Soit 875 éléments issus de différents groupes armés, sans compter les autres provinces. Parallèlement, le programme a récupéré près de 5 000 munitions, une quarantaine d’explosifs et plusieurs équipements militaires.

La réinsertion passe par le travail

Désarmer, c’est une étape. Réinsérer, c’est la suivante. Le programme ne se contente pas de collecter les armes. Après identification et enregistrement biométrique dans une base unique, les anciens combattants suivent des formations professionnelles et participent à des activités génératrices de revenus.

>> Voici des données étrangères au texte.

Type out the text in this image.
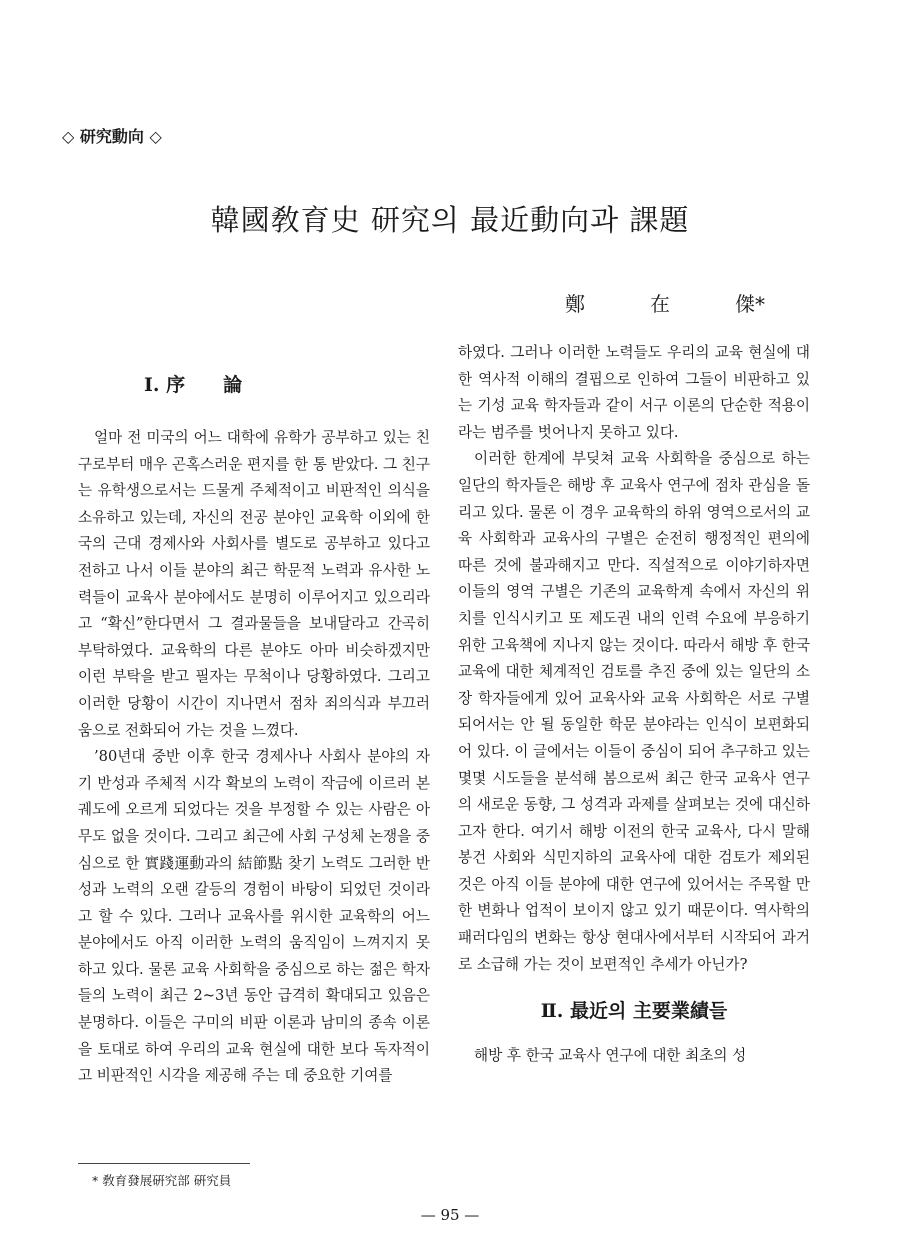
◇ 研究動向 ◇
韓國敎育史 研究의 最近動向과 課題
鄭	在	傑*
Ⅰ. 序　　論

얼마 전 미국의 어느 대학에 유학가 공부하고 있는 친구로부터 매우 곤혹스러운 편지를 한 통 받았다. 그 친구는 유학생으로서는 드물게 주체적이고 비판적인 의식을 소유하고 있는데, 자신의 전공 분야인 교육학 이외에 한국의 근대 경제사와 사회사를 별도로 공부하고 있다고 전하고 나서 이들 분야의 최근 학문적 노력과 유사한 노력들이 교육사 분야에서도 분명히 이루어지고 있으리라고 “확신”한다면서 그 결과물들을 보내달라고 간곡히 부탁하였다. 교육학의 다른 분야도 아마 비슷하겠지만 이런 부탁을 받고 필자는 무척이나 당황하였다. 그리고 이러한 당황이 시간이 지나면서 점차 죄의식과 부끄러움으로 전화되어 가는 것을 느꼈다.

’80년대 중반 이후 한국 경제사나 사회사 분야의 자기 반성과 주체적 시각 확보의 노력이 작금에 이르러 본 궤도에 오르게 되었다는 것을 부정할 수 있는 사람은 아무도 없을 것이다. 그리고 최근에 사회 구성체 논쟁을 중심으로 한 實踐運動과의 結節點 찾기 노력도 그러한 반성과 노력의 오랜 갈등의 경험이 바탕이 되었던 것이라고 할 수 있다. 그러나 교육사를 위시한 교육학의 어느 분야에서도 아직 이러한 노력의 움직임이 느껴지지 못하고 있다. 물론 교육 사회학을 중심으로 하는 젊은 학자들의 노력이 최근 2~3년 동안 급격히 확대되고 있음은 분명하다. 이들은 구미의 비판 이론과 남미의 종속 이론을 토대로 하여 우리의 교육 현실에 대한 보다 독자적이고 비판적인 시각을 제공해 주는 데 중요한 기여를

하였다. 그러나 이러한 노력들도 우리의 교육 현실에 대한 역사적 이해의 결핍으로 인하여 그들이 비판하고 있는 기성 교육 학자들과 같이 서구 이론의 단순한 적용이라는 범주를 벗어나지 못하고 있다.

이러한 한계에 부딪쳐 교육 사회학을 중심으로 하는 일단의 학자들은 해방 후 교육사 연구에 점차 관심을 돌리고 있다. 물론 이 경우 교육학의 하위 영역으로서의 교육 사회학과 교육사의 구별은 순전히 행정적인 편의에 따른 것에 불과해지고 만다. 직설적으로 이야기하자면 이들의 영역 구별은 기존의 교육학계 속에서 자신의 위치를 인식시키고 또 제도권 내의 인력 수요에 부응하기 위한 고육책에 지나지 않는 것이다. 따라서 해방 후 한국 교육에 대한 체계적인 검토를 추진 중에 있는 일단의 소장 학자들에게 있어 교육사와 교육 사회학은 서로 구별되어서는 안 될 동일한 학문 분야라는 인식이 보편화되어 있다. 이 글에서는 이들이 중심이 되어 추구하고 있는 몇몇 시도들을 분석해 봄으로써 최근 한국 교육사 연구의 새로운 동향, 그 성격과 과제를 살펴보는 것에 대신하고자 한다. 여기서 해방 이전의 한국 교육사, 다시 말해 봉건 사회와 식민지하의 교육사에 대한 검토가 제외된 것은 아직 이들 분야에 대한 연구에 있어서는 주목할 만한 변화나 업적이 보이지 않고 있기 때문이다. 역사학의 패러다임의 변화는 항상 현대사에서부터 시작되어 과거로 소급해 가는 것이 보편적인 추세가 아닌가?

Ⅱ. 最近의 主要業績들

해방 후 한국 교육사 연구에 대한 최초의 성

* 敎育發展硏究部 硏究員
— 95 —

« L’objectif est d’offrir des alternatives durables afin que ces hommes et femmes puissent produire des biens et services tout en contribuant au développement local », expliquent les responsables.

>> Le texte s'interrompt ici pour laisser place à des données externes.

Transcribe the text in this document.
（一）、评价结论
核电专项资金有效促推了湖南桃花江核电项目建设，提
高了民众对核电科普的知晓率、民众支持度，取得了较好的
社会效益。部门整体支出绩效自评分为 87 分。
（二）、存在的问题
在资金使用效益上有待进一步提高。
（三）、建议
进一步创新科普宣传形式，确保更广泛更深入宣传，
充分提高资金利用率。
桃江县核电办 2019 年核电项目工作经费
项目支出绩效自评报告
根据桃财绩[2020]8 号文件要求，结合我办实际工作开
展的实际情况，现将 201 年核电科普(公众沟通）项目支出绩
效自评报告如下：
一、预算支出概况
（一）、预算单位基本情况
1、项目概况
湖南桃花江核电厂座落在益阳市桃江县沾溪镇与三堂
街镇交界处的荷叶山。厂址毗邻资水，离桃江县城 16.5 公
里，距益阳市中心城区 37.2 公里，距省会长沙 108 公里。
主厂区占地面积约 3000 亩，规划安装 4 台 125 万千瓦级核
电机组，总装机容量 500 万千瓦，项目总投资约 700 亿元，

Aujourd’hui, forgerons, agriculteurs, artisans et commerçants remplacent la lutte armée. Ils deviennent des acteurs du développement communautaire.

Une approche inclusive pour renforcer la paix

Le succès du P-DDRCS repose sur la mobilisation de la communauté. Leaders locaux, autorités traditionnelles, responsables religieux, femmes et jeunes participent à la sensibilisation. Ensemble, ils convainquent les membres des groupes armés d’abandonner la lutte et de rejoindre le programme.

Cette chaîne de confiance fait toute la différence sur le terrain.

Le cadre démocratique en arrière-plan

Lors du briefing, Patrick Muyaya a rappelé la position du gouvernement sur le débat constitutionnel :
« Le débat sur la révision ou le changement de la Constitution est démocratique. Chacun a le droit de donner son point de vue. »

Ainsi, la consolidation de la paix s’accompagne d’un espace de dialogue ouvert.

Une vision présidentielle pour la RDC

Le P-DDRCS illustre la vision du président Félix Tshisekedi : renforcer la cohésion nationale et soutenir la reconstruction socio-économique.

Cinq mille anciens combattants réintégrés, c’est une étape majeure. Cependant, le chemin reste long : d’autres armes attendent d’être récupérées, et d’autres vies, reconstruites.